With fewer moving parts, EVs make fewer trips to the shop, and cost less to repair when they’re there, than gas guzzlers. According to a 2020 study by Consumer Reports, EV owners pay half as much in repairs and maintenance, saving around $4,600 over the lifespan (defined as 200,000 miles) of the vehicle.
A fuzzier aspect of EV ownership is just how much it costs to charge the thing, which depends on what car you have, how you use it and where you live. If, like most owners, you charge at home, then powering an EV is more affordable than refueling a car that uses gas. According to the Department of Energy, it costs on average twice as much to fill up a gas car as it does an EV. There are websites aplenty available to run the costs specific to your situation, including by battery size, by make and model and by miles travelled.

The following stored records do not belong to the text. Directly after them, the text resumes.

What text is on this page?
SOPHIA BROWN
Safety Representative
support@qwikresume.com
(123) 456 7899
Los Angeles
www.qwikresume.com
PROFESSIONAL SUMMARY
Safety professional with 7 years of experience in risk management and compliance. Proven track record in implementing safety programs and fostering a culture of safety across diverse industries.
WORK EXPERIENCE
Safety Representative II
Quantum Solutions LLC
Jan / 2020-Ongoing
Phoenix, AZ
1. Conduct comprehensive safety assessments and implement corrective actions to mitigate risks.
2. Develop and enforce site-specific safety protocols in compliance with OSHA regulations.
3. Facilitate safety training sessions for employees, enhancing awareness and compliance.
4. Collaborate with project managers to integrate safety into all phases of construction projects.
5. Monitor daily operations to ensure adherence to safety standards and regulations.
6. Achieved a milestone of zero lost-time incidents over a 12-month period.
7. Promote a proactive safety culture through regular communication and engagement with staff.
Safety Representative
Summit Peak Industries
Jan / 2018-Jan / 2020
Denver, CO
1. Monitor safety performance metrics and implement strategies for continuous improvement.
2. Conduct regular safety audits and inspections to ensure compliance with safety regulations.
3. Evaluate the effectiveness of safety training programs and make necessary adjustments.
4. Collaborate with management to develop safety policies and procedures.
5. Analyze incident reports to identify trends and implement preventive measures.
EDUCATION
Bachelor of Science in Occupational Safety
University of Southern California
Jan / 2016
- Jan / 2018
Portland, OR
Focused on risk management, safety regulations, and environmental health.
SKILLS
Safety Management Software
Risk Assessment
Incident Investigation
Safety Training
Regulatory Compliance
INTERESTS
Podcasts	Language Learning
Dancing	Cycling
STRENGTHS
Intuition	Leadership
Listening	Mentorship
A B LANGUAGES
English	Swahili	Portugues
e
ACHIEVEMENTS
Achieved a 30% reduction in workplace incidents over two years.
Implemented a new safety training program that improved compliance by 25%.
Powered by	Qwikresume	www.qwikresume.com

EVs going mainstream—a question of when, not if
According to Ozturk, “adoption will pick up as more EV models become available.” As several major manufacturers have already made all-electric pledges—GM by 2035, Volvo by 2030, Mercedes-Benz by 2025, among others—we’ll see dozens of new models on the market over the next few years. Market analysis site EVAdoption.com expects EVs to become mainstream in 2028—meaning there’s still time to be an early-ish adopter. Just make sure whatever you get is zippier, sleeker and eco-friendlier than what Jim has.